From the 2000 census, 157 or 74.1% were Roman Catholic, while 12 or 5.7% belonged to the Swiss Reformed Church. Of the rest of the population, there were 12 individuals (or about 5.66% of the population) who belonged to another Christian church. 24 (or about 11.32% of the population) belonged to no church, are agnostic or atheist, and 13 individuals (or about 6.13% of the population) did not answer the question.

==Education==
In Saint-Brais about 63 or (29.7%) of the population have completed non-mandatory upper secondary education, and 10 or (4.7%) have completed additional higher education (either university or a Fachhochschule). Of the 10 who completed tertiary schooling, 50.0% were Swiss men, 40.0% were Swiss women.

The Canton of Jura school system provides two year of non-obligatory Kindergarten, followed by six years of Primary school.
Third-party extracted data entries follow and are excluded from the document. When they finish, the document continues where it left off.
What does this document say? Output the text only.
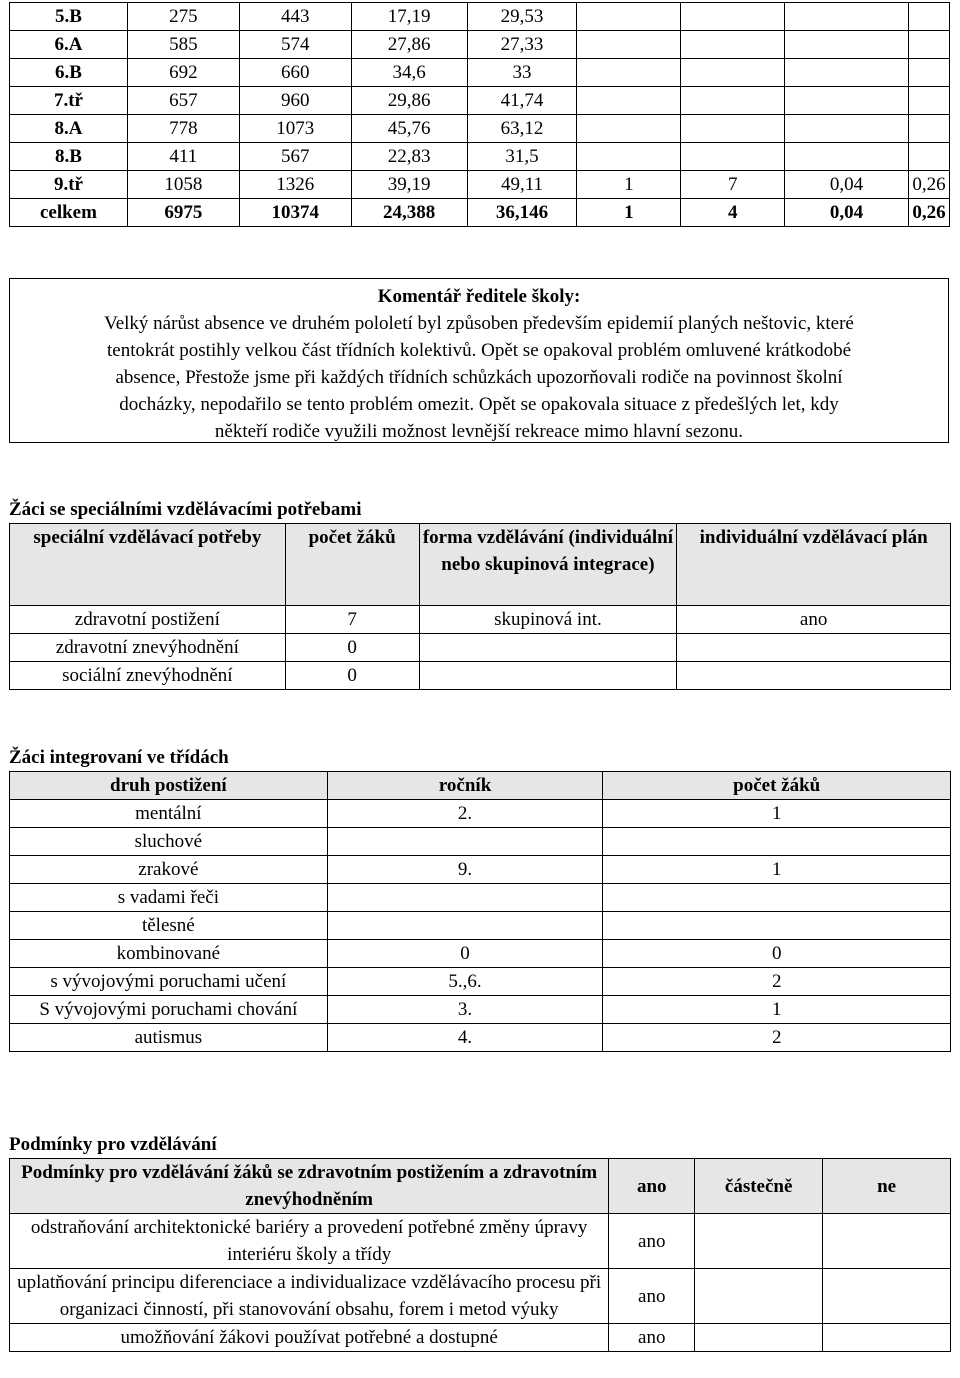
5.B	275	443	17,19	29,53				
6.A	585	574	27,86	27,33				
6.B	692	660	34,6	33				
7.tř	657	960	29,86	41,74				
8.A	778	1073	45,76	63,12				
8.B	411	567	22,83	31,5				
9.tř	1058	1326	39,19	49,11	1	7	0,04	0,26
celkem	6975	10374	24,388	36,146	1	4	0,04	0,26
Komentář ředitele školy:
Velký nárůst absence ve druhém pololetí byl způsoben především epidemií planých neštovic, které
tentokrát postihly velkou část třídních kolektivů. Opět se opakoval problém omluvené krátkodobé
absence, Přestože jsme při každých třídních schůzkách upozorňovali rodiče na povinnost školní
docházky, nepodařilo se tento problém omezit. Opět se opakovala situace z předešlých let, kdy
někteří rodiče využili možnost levnější rekreace mimo hlavní sezonu.
Žáci se speciálními vzdělávacími potřebami
speciální vzdělávací potřeby	počet žáků	forma vzdělávání (individuální nebo skupinová integrace)	individuální vzdělávací plán
zdravotní postižení	7	skupinová int.	ano
zdravotní znevýhodnění	0		
sociální znevýhodnění	0		
Žáci integrovaní ve třídách
druh postižení	ročník	počet žáků
mentální	2.	1
sluchové		
zrakové	9.	1
s vadami řeči		
tělesné		
kombinované	0	0
s vývojovými poruchami učení	5.,6.	2
S vývojovými poruchami chování	3.	1
autismus	4.	2
Podmínky pro vzdělávání
Podmínky pro vzdělávání žáků se zdravotním postižením a zdravotním znevýhodněním	ano	částečně	ne
odstraňování architektonické bariéry a provedení potřebné změny úpravy interiéru školy a třídy	ano		
uplatňování principu diferenciace a individualizace vzdělávacího procesu při organizaci činností, při stanovování obsahu, forem i metod výuky	ano		
umožňování žákovi používat potřebné a dostupné	ano		
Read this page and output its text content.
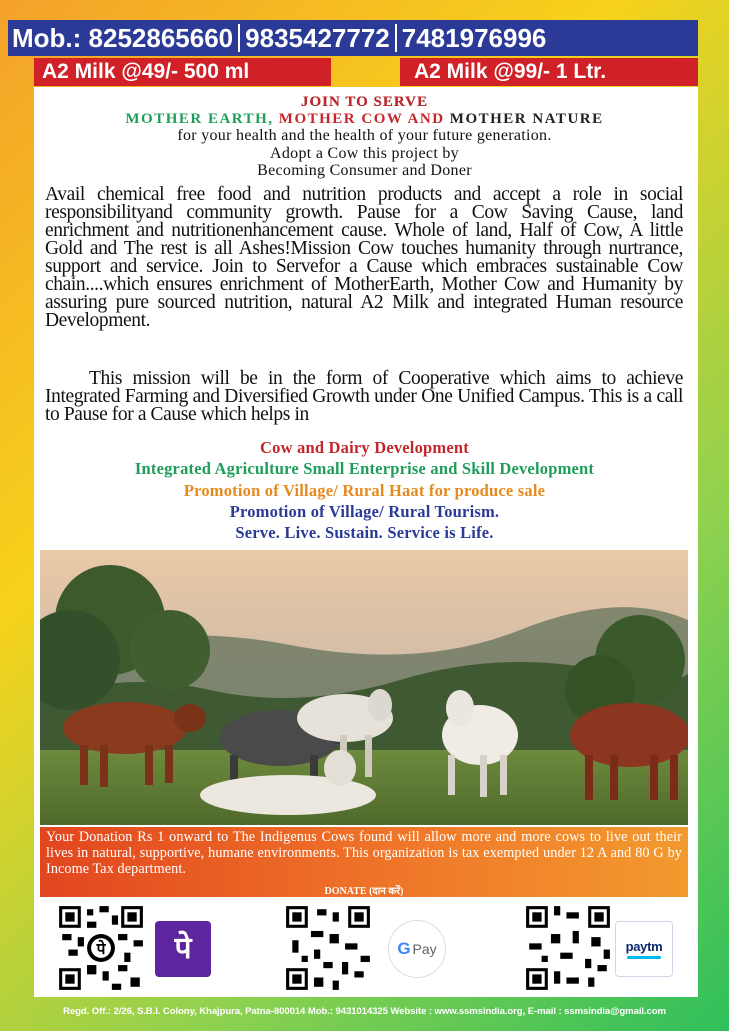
Mob.:
8252865660 9835427772 7481976996
A2 Milk @49/- 500 ml	A2 Milk @99/- 1 Ltr.
JOIN TO SERVE
MOTHER EARTH, MOTHER COW AND MOTHER NATURE
for your health and the health of your future generation.
Adopt a Cow this project by
Becoming Consumer and Doner

Avail chemical free food and nutrition products and accept a role in social responsibilityand community growth. Pause for a Cow Saving Cause, land enrichment and nutritionenhancement cause. Whole of land, Half of Cow, A little Gold and The rest is all Ashes!Mission Cow touches humanity through nurtrance, support and service. Join to Servefor a Cause which embraces sustainable Cow chain....which ensures enrichment of MotherEarth, Mother Cow and Humanity by assuring pure sourced nutrition, natural A2 Milk and integrated Human resource Development.

This mission will be in the form of Cooperative which aims to achieve Integrated Farming and Diversified Growth under One Unified Campus. This is a call to Pause for a Cause which helps in

Cow and Dairy Development
Integrated Agriculture Small Enterprise and Skill Development
Promotion of Village/ Rural Haat for produce sale
Promotion of Village/ Rural Tourism.
Serve. Live. Sustain. Service is Life.

Your Donation Rs 1 onward to The Indigenus Cows found will allow more and more cows to live out their lives in natural, supportive, humane environments. This organization is tax exempted under 12 A and 80 G by Income Tax department.

DONATE (दान करें)
पे पे	G Pay	paytm
Regd. Off.: 2/26, S.B.I. Colony, Khajpura, Patna-800014 Mob.: 9431014325 Website : www.ssmsindia.org, E-mail : ssmsindia@gmail.com
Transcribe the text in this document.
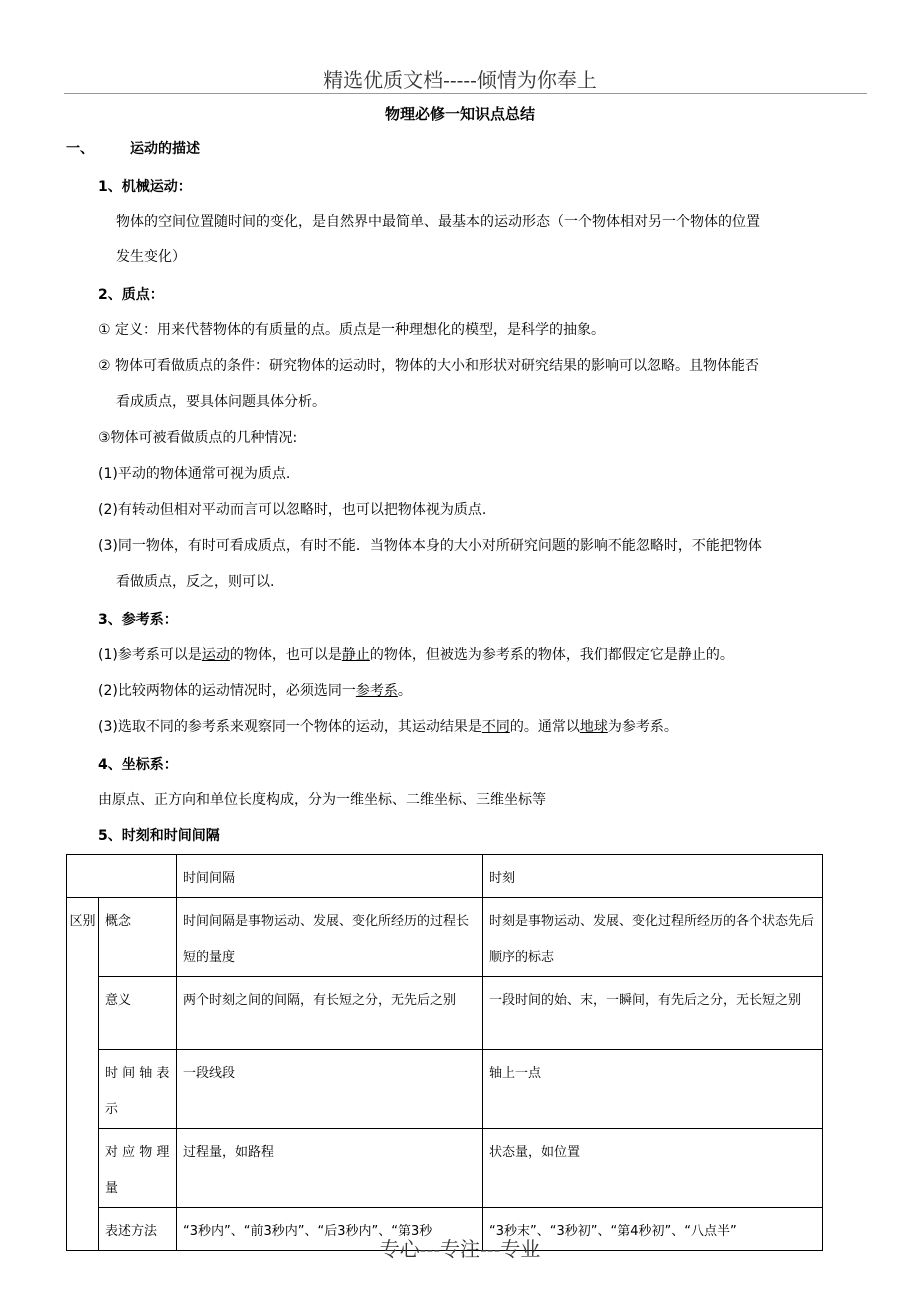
精选优质文档-----倾情为你奉上
物理必修一知识点总结
一、	运动的描述
1、机械运动：
物体的空间位置随时间的变化，是自然界中最简单、最基本的运动形态（一个物体相对另一个物体的位置
发生变化）
2、质点：
① 定义：用来代替物体的有质量的点。质点是一种理想化的模型，是科学的抽象。
② 物体可看做质点的条件：研究物体的运动时，物体的大小和形状对研究结果的影响可以忽略。且物体能否
看成质点，要具体问题具体分析。
③物体可被看做质点的几种情况:
(1)平动的物体通常可视为质点.
(2)有转动但相对平动而言可以忽略时，也可以把物体视为质点.
(3)同一物体，有时可看成质点，有时不能．当物体本身的大小对所研究问题的影响不能忽略时，不能把物体
看做质点，反之，则可以.
3、参考系：
(1)参考系可以是运动的物体，也可以是静止的物体，但被选为参考系的物体，我们都假定它是静止的。
(2)比较两物体的运动情况时，必须选同一参考系。
(3)选取不同的参考系来观察同一个物体的运动，其运动结果是不同的。通常以地球为参考系。
4、坐标系：
由原点、正方向和单位长度构成，分为一维坐标、二维坐标、三维坐标等
5、时刻和时间间隔
		时间间隔	时刻
区别	概念	时间间隔是事物运动、发展、变化所经历的过程长短的量度	时刻是事物运动、发展、变化过程所经历的各个状态先后顺序的标志
	意义	两个时刻之间的间隔，有长短之分，无先后之别	一段时间的始、末，一瞬间，有先后之分，无长短之别
	时 间 轴 表示	一段线段	轴上一点
	对 应 物 理量	过程量，如路程	状态量，如位置
	表述方法	“3秒内”、“前3秒内”、“后3秒内”、“第3秒	“3秒末”、“3秒初”、“第4秒初”、“八点半”
专心---专注---专业
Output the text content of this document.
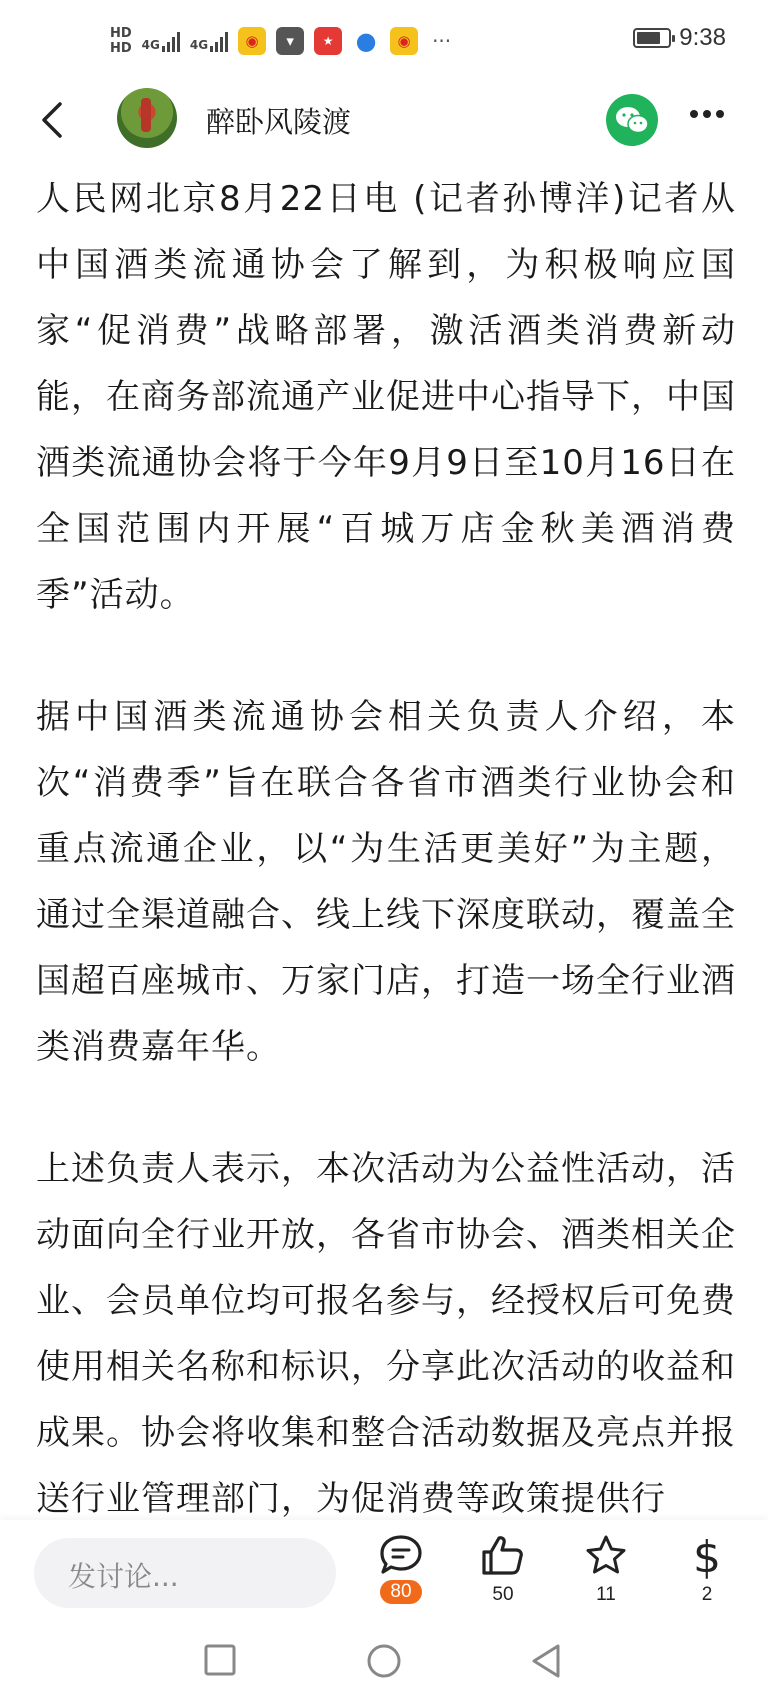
HD
HD 4G	4G	◉	▾	★ ●	◉	···	9:38
醉卧风陵渡

人民网北京8月22日电 (记者孙博洋)记者从中国酒类流通协会了解到，为积极响应国家“促消费”战略部署，激活酒类消费新动能，在商务部流通产业促进中心指导下，中国酒类流通协会将于今年9月9日至10月16日在全国范围内开展“百城万店金秋美酒消费季”活动。

据中国酒类流通协会相关负责人介绍，本次“消费季”旨在联合各省市酒类行业协会和重点流通企业，以“为生活更美好”为主题，通过全渠道融合、线上线下深度联动，覆盖全国超百座城市、万家门店，打造一场全行业酒类消费嘉年华。

上述负责人表示，本次活动为公益性活动，活动面向全行业开放，各省市协会、酒类相关企业、会员单位均可报名参与，经授权后可免费使用相关名称和标识，分享此次活动的收益和成果。协会将收集和整合活动数据及亮点并报送行业管理部门，为促消费等政策提供行

发讨论...	80	50	11
$
2
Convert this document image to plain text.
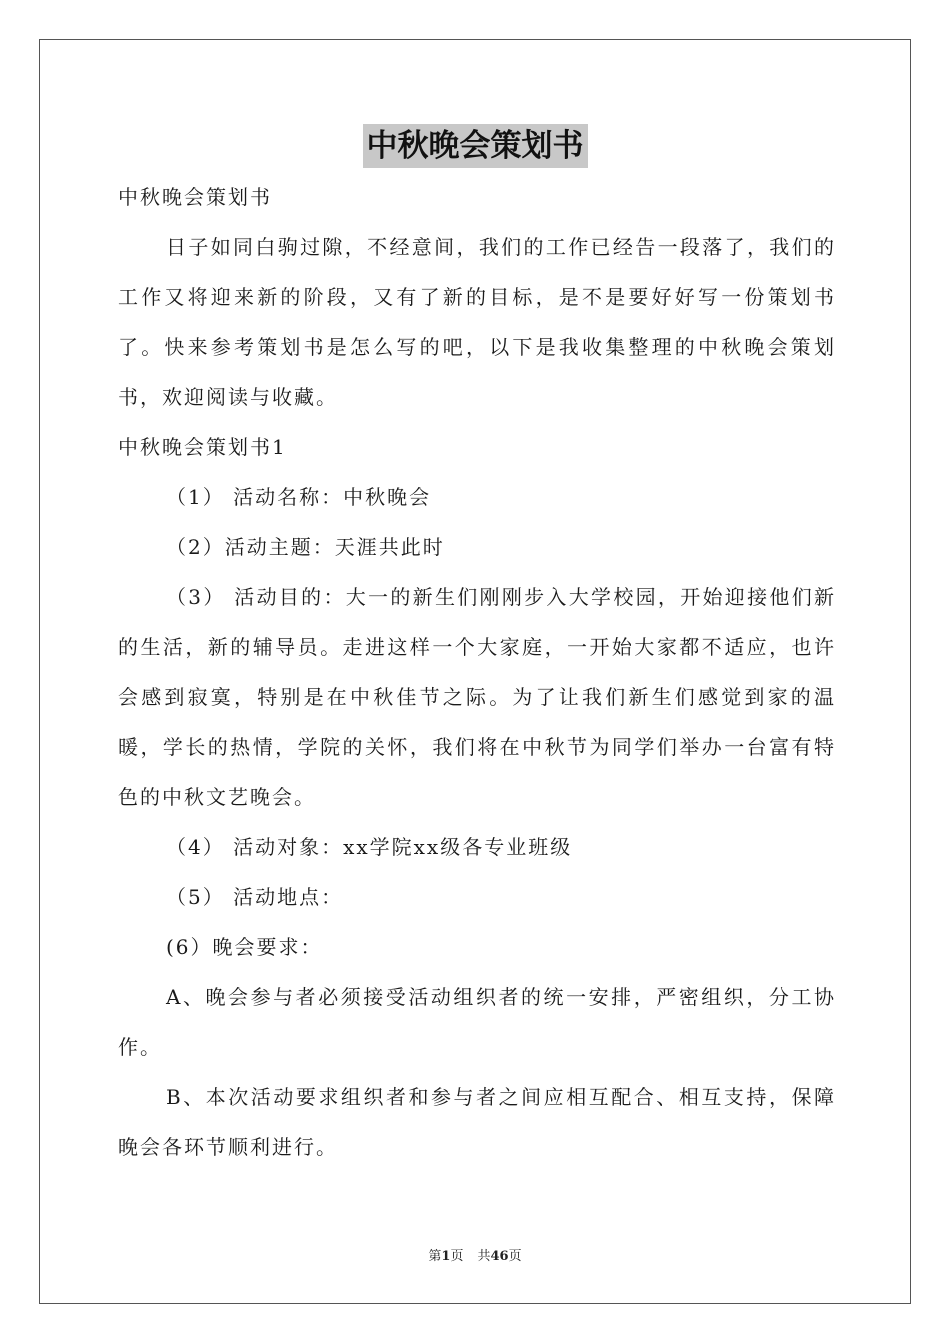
中秋晚会策划书

中秋晚会策划书

日子如同白驹过隙，不经意间，我们的工作已经告一段落了，我们的工作又将迎来新的阶段，又有了新的目标，是不是要好好写一份策划书了。快来参考策划书是怎么写的吧，以下是我收集整理的中秋晚会策划书，欢迎阅读与收藏。

中秋晚会策划书1

（1） 活动名称：中秋晚会

（2）活动主题：天涯共此时

（3） 活动目的：大一的新生们刚刚步入大学校园，开始迎接他们新的生活，新的辅导员。走进这样一个大家庭，一开始大家都不适应，也许会感到寂寞，特别是在中秋佳节之际。为了让我们新生们感觉到家的温暖，学长的热情，学院的关怀，我们将在中秋节为同学们举办一台富有特色的中秋文艺晚会。

（4） 活动对象：xx学院xx级各专业班级

（5） 活动地点：

(6）晚会要求：

A、晚会参与者必须接受活动组织者的统一安排，严密组织，分工协作。

B、本次活动要求组织者和参与者之间应相互配合、相互支持，保障晚会各环节顺利进行。

第1页 共46页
This is followed by three years of obligatory lower Secondary school where the students are separated according to ability and aptitude. Following the lower Secondary students may attend a three or four year optional upper Secondary school followed by some form of Tertiary school or they may enter an apprenticeship.

During the 2009–10 school year, there were a total of 16 students attending one class at the Montfaucon-Saint-Brais school. There was one kindergarten class with a total of 16 students in the municipality. The municipality had no primary school classes, all the students attended school in a neighboring school. There are only nine Secondary schools in the canton, so all the students from Saint-Brais attend their secondary school in another municipality.

As of 2000, there were 3 students in Saint-Brais who came from another municipality, while 21 residents attended schools outside the municipality.